It’s tax season and tax myths are everywhere. Know what the most dangerous one is?
If you can’t pay the tax on the return, you’ll escape collection action if you keep a low profile by not filing the return.
I hear it repeatedly, each year, year after year. And it’s wrong, over and over.
Four counts of wrong
First, I’ve seen no evidence that the IRS leaps immediately to chase taxpayers whose filed return shows an unpaid liability. In fact there’s a right to an installment agreement if your unpaid tax is $5,000 or less.
Second, failing to file the return on time triggers a tax penalty separate from the penalty for not paying on time. There are two penalties in play here: a penalty for not filing and a different penalty for not paying.
Third, duck the requirement to file, and somehow you’ve given yourself permission to keep putting it off. And of course, now that you are late, you have penalties added to the liability and the interest clock is ticking.

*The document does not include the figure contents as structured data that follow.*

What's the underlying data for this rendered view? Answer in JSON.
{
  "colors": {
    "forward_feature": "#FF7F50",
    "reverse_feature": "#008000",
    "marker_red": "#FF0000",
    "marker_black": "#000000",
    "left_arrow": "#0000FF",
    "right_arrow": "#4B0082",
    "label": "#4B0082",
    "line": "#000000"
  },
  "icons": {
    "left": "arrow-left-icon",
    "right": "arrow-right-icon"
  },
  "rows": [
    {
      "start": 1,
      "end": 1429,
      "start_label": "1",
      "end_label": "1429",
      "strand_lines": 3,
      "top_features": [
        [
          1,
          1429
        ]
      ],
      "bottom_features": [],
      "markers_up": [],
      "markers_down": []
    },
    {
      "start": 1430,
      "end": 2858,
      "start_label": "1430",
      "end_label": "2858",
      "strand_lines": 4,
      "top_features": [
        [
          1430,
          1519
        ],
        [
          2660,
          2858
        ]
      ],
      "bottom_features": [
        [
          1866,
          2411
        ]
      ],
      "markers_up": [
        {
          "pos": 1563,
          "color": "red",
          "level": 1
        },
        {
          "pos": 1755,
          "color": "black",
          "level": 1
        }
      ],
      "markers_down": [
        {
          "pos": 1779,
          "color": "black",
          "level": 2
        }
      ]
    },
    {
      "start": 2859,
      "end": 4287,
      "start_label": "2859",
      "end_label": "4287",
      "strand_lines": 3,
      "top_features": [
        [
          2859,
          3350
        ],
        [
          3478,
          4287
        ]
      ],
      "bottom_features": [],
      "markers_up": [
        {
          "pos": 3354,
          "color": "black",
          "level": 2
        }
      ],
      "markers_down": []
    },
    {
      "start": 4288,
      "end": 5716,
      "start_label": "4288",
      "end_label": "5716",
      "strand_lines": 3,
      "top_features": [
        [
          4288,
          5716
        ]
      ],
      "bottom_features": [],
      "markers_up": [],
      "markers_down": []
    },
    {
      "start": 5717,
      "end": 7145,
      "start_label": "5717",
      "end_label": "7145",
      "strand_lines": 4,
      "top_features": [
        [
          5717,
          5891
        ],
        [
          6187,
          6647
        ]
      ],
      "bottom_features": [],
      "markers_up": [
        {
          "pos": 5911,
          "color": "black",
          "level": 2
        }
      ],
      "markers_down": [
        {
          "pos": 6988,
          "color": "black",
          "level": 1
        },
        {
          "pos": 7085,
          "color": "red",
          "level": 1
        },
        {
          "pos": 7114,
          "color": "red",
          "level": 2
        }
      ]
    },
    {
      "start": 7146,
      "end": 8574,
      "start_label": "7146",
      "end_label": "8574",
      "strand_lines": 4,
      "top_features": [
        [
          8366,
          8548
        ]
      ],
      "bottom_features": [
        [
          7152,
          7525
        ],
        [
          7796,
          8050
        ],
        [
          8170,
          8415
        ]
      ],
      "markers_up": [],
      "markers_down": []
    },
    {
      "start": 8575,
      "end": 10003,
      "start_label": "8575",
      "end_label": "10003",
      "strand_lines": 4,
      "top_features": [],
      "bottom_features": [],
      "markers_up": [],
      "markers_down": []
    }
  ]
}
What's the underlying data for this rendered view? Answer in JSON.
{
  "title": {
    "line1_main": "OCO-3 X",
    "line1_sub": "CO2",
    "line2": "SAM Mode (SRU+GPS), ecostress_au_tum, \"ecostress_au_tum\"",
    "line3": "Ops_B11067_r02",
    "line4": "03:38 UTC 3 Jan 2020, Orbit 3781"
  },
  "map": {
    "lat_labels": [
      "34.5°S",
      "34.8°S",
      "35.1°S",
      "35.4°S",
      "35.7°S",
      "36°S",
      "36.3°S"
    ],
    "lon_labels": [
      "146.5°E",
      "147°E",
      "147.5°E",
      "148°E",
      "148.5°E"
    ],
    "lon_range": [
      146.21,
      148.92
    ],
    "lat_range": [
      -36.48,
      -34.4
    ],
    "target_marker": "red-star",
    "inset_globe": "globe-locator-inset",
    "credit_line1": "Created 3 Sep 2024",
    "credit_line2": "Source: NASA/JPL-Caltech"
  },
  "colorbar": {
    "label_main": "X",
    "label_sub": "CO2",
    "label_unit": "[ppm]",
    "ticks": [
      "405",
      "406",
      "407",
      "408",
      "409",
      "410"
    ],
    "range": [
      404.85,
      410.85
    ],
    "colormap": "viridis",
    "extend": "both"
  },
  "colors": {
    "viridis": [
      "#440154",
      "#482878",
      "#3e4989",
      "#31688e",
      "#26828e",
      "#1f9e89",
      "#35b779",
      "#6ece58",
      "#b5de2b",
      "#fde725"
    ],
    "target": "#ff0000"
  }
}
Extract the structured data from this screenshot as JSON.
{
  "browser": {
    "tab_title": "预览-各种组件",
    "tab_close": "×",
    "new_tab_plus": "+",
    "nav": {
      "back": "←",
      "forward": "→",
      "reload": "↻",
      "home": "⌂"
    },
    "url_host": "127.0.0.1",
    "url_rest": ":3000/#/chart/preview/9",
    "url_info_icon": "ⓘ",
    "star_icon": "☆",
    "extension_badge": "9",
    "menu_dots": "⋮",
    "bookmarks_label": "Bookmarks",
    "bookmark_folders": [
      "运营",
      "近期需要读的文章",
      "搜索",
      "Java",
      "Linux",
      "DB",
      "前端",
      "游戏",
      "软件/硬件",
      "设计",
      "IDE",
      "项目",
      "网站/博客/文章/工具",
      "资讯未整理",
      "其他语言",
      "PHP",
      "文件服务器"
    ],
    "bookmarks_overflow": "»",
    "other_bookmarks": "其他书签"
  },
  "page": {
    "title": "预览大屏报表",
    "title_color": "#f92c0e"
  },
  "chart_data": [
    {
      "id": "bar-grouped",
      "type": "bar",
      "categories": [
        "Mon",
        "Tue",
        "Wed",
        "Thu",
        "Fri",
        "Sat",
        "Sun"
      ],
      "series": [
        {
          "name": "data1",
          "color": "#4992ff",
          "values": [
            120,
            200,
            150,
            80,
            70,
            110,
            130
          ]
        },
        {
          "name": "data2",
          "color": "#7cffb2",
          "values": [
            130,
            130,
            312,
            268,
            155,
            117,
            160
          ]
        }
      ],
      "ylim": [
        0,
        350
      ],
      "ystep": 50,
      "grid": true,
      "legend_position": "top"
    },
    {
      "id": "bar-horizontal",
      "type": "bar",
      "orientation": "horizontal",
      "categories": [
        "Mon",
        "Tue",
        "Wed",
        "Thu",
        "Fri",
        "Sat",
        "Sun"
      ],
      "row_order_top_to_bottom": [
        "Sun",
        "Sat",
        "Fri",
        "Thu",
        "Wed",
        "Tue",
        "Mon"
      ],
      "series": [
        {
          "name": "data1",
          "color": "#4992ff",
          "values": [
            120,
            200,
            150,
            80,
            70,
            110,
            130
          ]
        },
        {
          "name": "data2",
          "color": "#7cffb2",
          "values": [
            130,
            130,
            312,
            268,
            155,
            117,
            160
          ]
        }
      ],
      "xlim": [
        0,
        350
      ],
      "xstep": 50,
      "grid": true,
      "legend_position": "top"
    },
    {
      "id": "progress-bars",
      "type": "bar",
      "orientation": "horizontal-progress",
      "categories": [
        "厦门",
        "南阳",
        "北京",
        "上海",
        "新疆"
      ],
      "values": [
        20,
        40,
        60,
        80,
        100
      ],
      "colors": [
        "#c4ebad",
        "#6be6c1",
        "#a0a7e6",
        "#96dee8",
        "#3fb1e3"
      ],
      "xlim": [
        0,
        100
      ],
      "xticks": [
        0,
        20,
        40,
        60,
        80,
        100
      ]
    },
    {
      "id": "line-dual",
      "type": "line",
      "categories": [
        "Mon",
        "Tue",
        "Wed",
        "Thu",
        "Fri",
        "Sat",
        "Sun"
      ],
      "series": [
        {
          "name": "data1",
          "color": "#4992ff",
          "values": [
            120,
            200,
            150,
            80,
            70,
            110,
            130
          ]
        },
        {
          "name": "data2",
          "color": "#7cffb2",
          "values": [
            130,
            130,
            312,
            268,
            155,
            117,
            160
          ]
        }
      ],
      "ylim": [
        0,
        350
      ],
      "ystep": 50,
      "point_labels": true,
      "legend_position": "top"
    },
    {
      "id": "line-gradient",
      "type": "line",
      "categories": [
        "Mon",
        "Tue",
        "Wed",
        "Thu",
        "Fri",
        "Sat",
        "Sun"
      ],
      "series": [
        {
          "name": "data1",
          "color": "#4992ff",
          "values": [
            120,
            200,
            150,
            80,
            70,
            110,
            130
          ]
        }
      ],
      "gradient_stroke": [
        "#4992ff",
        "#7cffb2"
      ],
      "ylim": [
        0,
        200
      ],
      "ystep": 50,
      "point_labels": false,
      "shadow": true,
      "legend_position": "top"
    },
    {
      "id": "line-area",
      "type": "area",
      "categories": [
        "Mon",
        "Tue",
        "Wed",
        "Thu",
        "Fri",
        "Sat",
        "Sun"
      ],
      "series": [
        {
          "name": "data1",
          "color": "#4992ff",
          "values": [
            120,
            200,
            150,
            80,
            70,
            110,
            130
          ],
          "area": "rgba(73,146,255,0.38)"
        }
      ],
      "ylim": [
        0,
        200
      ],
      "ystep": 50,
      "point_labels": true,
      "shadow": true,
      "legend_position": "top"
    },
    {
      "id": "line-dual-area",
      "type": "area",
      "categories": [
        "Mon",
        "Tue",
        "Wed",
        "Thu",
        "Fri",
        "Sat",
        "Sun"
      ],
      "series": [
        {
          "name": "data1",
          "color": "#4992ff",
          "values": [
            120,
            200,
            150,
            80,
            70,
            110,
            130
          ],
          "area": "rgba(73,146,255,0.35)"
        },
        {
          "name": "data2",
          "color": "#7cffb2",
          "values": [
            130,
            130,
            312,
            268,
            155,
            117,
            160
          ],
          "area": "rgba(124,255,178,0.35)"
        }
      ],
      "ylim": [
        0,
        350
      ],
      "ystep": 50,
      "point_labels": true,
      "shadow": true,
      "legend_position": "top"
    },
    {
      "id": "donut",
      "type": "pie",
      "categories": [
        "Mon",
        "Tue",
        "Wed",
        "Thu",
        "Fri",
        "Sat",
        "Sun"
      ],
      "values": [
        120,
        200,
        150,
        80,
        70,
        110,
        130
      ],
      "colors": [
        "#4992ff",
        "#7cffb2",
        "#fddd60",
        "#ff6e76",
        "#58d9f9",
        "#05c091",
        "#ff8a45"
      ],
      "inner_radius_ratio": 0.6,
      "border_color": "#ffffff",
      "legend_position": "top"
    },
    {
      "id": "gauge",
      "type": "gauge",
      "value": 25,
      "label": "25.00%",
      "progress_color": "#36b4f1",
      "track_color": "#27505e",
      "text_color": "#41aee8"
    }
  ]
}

But most importantly to a bankruptcy lawyer is that you cannot ever discharge the tax debt in bankruptcy if the return is not filed.
Discharging tax in bankruptcy
Bankruptcy law sorts tax debts into three piles:
- taxes secured by a lien
- taxes that survive a bankruptcy
- taxes dischargeable without payment
If you’ve got tax troubles, you obviously want your obligations to fall in that third pile, the dischargeable taxes. Care to guess what the factor that determines dischargeability? The length of time the return has been on file.
The rule, simplified a bit, is: taxes are dischargeable in bankruptcy if they relate to a tax year whose return was due more than three years before bankruptcy; for which the return, if not filed on time, has been on file for two years; and the taxes for that year were assessed more than 240 days before filing.
So, you can’t begin to consider wiping out tax debt if you don’t file the return and that return needs a certain degree of aging before discharge is possible.
Bankruptcy is not the first choice of ways to resolve tax troubles, but bankruptcy can eliminate tax debt if it comes to that.
But not if you follow the myth that you don’t file the return until you can pay the tax.